Social Security Disability Adjudication
Project Stages:1. Gather ideas - Completed
2. Select ideas - Completed
3. Council approval - Completed
4. Picking a researcher - Completed
5. Committee consideration - Completed
6. Back to the council - Completed
7. Consideration by the full conference - Current
8. Implementation - Not reached yet
Background: The Social Security Administration (SSA) administers the Social Security Disability Insurance (SSDI) and Supplemental Security Income (SSI) programs. Under these programs, the process for determining whether a claimant is disabled has several steps.
State agencies make initial disability determinations using federal guidelines. If benefits are denied, claimants may request reconsideration. If benefits are denied after reconsideration, claimants may request a hearing before a federal Administrative Law Judge (ALJ). Individuals whose claims are denied by an ALJ may appeal to the SSA’s Appeals Council, which is the final step in the administrative process. Individuals who disagree with the final administrative decision may pursue appeal through a federal district court, court of appeals, and the Supreme Court.

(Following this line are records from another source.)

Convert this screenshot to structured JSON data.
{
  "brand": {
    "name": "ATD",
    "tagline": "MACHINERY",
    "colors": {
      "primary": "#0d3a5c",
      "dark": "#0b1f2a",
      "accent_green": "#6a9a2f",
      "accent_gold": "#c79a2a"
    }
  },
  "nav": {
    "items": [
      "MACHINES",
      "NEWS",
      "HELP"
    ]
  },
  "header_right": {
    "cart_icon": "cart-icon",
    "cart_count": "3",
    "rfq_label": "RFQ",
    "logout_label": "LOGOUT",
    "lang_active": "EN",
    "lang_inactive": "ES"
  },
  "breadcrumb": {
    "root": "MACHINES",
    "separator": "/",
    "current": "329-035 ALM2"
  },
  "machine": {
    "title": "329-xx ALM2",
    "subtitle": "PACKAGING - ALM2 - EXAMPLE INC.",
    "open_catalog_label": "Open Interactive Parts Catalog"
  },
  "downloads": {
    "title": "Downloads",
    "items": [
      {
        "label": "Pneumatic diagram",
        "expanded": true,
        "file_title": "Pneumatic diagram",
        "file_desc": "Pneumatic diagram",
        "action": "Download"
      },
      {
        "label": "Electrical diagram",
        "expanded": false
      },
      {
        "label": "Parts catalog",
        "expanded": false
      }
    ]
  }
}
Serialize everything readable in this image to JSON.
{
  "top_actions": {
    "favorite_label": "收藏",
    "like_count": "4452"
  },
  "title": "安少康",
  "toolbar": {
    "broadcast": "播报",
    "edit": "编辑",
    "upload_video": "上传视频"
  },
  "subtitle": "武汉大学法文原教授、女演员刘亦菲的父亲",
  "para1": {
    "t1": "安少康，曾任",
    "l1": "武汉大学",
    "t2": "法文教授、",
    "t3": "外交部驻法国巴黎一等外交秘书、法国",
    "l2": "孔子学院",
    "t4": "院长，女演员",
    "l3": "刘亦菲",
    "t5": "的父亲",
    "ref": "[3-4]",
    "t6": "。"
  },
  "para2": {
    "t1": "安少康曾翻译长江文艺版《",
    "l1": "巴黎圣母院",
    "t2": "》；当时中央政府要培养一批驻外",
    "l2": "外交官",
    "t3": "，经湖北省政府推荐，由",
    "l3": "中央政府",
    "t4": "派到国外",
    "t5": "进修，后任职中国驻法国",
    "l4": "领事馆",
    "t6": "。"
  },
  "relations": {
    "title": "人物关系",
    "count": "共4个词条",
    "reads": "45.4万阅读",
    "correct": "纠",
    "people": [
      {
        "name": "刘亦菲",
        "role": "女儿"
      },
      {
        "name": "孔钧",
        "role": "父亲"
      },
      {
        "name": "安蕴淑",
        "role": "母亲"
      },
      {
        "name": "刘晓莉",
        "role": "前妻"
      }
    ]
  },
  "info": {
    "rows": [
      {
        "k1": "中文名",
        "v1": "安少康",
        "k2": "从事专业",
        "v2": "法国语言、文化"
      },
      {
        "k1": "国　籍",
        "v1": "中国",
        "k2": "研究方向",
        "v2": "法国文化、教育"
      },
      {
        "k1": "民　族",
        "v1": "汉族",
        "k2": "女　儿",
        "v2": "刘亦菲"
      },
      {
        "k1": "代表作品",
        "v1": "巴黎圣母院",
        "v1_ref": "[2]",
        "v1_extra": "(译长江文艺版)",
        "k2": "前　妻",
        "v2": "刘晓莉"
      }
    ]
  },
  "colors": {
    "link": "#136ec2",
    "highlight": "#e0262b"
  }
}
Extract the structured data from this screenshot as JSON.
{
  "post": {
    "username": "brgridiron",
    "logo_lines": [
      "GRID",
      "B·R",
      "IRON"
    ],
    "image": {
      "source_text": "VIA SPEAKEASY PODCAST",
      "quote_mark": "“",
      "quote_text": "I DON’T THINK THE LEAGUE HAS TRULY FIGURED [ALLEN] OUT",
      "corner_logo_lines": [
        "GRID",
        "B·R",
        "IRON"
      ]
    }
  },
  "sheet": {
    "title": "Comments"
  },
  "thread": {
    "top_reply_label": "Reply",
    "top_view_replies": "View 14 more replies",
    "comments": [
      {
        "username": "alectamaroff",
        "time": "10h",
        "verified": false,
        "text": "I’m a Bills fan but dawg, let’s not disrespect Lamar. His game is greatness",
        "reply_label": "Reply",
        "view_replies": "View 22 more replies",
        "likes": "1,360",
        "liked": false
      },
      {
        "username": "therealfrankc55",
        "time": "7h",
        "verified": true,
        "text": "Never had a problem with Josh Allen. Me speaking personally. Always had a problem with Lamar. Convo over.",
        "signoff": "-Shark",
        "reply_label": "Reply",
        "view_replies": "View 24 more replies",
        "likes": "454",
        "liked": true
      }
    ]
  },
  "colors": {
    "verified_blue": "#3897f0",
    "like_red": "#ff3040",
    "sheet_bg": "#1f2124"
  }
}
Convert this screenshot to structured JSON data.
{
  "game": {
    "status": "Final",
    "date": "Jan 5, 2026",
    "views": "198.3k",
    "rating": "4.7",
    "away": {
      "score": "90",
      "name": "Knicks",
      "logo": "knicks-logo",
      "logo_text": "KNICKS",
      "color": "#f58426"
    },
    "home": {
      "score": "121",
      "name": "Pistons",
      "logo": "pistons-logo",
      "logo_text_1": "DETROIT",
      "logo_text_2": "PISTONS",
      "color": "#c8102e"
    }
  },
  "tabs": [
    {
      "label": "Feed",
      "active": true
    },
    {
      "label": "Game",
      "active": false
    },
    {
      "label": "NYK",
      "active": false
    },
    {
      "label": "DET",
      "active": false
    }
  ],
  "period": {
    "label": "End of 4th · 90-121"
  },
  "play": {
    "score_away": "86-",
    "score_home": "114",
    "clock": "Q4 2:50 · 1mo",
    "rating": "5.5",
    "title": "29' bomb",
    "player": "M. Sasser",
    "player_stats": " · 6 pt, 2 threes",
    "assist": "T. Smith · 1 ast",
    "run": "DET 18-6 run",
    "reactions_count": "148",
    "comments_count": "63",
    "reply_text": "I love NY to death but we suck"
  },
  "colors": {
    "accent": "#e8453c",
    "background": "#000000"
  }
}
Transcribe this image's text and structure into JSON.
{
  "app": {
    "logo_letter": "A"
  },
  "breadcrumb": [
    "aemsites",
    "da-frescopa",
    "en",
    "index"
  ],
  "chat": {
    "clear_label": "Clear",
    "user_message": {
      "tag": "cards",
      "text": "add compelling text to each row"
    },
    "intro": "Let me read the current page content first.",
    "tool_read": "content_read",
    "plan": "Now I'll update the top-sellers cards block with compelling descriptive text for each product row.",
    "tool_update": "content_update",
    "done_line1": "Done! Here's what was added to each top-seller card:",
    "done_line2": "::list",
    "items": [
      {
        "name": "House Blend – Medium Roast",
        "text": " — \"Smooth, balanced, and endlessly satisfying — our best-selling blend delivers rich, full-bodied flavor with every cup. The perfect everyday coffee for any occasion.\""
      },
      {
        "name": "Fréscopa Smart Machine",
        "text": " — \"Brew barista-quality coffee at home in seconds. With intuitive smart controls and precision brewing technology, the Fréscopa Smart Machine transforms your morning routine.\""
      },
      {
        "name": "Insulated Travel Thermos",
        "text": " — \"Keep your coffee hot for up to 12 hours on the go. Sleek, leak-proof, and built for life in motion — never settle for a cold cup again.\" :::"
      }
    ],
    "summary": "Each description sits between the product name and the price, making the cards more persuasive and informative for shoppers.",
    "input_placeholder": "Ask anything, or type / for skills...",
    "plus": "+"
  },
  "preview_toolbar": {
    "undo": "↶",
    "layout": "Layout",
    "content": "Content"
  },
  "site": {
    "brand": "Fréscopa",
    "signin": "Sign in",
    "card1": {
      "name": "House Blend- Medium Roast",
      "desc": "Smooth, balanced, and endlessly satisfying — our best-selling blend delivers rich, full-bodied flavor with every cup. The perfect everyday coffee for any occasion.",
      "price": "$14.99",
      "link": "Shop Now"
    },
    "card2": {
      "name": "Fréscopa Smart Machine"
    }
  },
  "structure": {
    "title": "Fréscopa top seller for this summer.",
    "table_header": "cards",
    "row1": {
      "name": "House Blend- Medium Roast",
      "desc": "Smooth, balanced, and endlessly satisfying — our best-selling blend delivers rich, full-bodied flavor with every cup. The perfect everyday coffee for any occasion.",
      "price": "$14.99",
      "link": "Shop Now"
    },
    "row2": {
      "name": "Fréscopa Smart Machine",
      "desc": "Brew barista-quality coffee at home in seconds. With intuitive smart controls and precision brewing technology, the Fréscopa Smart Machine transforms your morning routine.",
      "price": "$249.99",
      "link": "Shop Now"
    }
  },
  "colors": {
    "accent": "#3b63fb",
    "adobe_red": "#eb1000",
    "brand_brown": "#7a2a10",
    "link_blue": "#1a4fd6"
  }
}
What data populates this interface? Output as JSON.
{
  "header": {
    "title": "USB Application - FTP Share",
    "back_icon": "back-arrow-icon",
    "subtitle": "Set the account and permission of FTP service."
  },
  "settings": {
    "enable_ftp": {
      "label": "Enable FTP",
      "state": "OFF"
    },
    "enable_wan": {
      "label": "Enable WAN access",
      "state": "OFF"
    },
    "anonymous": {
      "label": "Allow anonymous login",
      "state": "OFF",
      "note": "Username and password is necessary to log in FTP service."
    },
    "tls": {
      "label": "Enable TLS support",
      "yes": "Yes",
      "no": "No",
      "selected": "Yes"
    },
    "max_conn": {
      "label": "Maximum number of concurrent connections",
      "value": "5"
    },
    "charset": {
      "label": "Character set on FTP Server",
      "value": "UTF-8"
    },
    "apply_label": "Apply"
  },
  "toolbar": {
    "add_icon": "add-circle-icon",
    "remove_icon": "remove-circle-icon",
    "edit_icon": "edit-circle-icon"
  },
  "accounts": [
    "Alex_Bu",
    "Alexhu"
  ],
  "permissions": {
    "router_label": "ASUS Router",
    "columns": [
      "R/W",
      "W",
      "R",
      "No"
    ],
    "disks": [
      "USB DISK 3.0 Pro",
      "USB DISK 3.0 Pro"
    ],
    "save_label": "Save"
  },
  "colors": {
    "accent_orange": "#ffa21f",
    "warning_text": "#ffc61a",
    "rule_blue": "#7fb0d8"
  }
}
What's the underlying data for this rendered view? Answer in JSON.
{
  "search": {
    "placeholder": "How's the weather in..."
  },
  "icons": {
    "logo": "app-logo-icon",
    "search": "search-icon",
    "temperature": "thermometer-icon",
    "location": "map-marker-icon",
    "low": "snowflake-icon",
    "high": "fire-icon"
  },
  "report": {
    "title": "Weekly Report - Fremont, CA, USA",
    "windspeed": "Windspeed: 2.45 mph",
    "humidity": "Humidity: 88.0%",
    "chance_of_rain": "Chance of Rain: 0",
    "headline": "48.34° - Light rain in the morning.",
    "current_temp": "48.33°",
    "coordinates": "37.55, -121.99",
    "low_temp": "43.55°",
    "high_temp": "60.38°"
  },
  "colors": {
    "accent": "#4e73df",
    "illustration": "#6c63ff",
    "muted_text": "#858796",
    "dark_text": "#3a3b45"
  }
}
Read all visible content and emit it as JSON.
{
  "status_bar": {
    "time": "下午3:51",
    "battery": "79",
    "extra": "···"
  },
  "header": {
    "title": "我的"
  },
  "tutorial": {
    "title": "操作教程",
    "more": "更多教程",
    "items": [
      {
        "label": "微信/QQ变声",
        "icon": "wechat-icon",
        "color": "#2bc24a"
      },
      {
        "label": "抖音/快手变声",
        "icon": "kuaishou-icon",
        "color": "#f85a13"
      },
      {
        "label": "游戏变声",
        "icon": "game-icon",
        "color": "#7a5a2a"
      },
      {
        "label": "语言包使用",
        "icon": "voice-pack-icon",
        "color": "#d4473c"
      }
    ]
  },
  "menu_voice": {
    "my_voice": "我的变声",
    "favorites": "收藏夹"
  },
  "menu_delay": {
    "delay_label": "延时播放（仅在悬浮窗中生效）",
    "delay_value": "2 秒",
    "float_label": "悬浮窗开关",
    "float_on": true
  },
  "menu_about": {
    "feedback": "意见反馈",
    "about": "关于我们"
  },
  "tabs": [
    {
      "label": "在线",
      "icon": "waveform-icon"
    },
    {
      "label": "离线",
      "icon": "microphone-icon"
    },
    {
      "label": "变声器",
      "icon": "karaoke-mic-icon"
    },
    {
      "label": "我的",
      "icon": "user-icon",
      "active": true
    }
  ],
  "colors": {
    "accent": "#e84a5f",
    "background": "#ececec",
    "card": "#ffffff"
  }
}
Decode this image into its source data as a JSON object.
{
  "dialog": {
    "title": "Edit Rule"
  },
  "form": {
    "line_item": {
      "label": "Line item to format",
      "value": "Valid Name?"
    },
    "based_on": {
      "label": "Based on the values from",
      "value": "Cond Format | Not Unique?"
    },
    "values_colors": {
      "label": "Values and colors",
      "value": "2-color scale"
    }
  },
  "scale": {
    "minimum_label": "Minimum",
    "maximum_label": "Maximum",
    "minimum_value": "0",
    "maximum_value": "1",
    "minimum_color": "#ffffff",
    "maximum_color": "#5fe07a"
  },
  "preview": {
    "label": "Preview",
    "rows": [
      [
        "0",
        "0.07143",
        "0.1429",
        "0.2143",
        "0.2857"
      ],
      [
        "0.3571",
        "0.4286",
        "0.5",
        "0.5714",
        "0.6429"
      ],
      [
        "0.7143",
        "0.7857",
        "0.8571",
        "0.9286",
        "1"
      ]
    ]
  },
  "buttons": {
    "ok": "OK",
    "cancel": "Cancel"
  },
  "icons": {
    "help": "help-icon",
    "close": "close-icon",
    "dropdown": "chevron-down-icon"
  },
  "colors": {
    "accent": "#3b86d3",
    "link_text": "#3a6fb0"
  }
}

Although ALJs must follow SSA’s regulations, they maintain independence and SSA has limited ability to review their work and address questions of compliance with policy and procedure. SSA strives for consistent and accurate application of regulations and policies at all levels of adjudication, and is concerned about the program costs associated with awarding benefits to claimants who are not disabled, as well as the unequal application of justice for claimants who should be awarded benefits but are not because of improper application of agency policy. The agency is also concerned that the federal courts may be interpreting SSA rules in a manner inconsistent with their intent, resulting in inappropriate remands of cases. Both of these issues pose potential program costs and administrative challenges.
The Administrative Conference of the United States (ACUS or the Conference) is working with SSA to study the SSDI and SSI programs and recommend improvements. The study will provide an independent review that analyzes the role of courts in reviewing SSA disability decisions and should consider measures that SSA could take to reduce the number of cases remanded to it by courts. The study will also address significant observed variances among ALJs in decisional outcomes, length of hearings, and application of agency policies and procedures, and it will analyze the benefits of video hearings in the context of reducing agency burden and improving outcomes.
Project Details: The Conference is currently comprehensively studying adjudication in the SSDI and SSI programs and recommend improvements. The study will use empirical methods and will gather and analyze data regarding the programs. The study will particularly address the following issues:
- The impact of SSA’s treating physician rules on the role of courts in reviewing SSA disability decisions. The study should consider measures that SSA could take to reduce the number of cases remanded to it by courts.
- The role of the SSA Appeals Council in reviewing cases to reduce any observed variances in ALJ’s decisional outcomes, hearing lengths, and application of agency policies. Legal and empirical consideration should be given to the efficacy of an expansion of the Appeals Council’s already existing authority to conduct more focused reviews of ALJ decisions; how the Appeals Council can select cases for review; when review should take place (i.e. pre- or post-effectuation); and the scope and manner of review.
- Additional questions that may arise in the course of this study, as resources and time allow, and if agreed upon by SSA, ACUS, and the study’s consultant, Harold J. Krent, Dean and Professor of Law at IIT Chicago-Kent College of Law.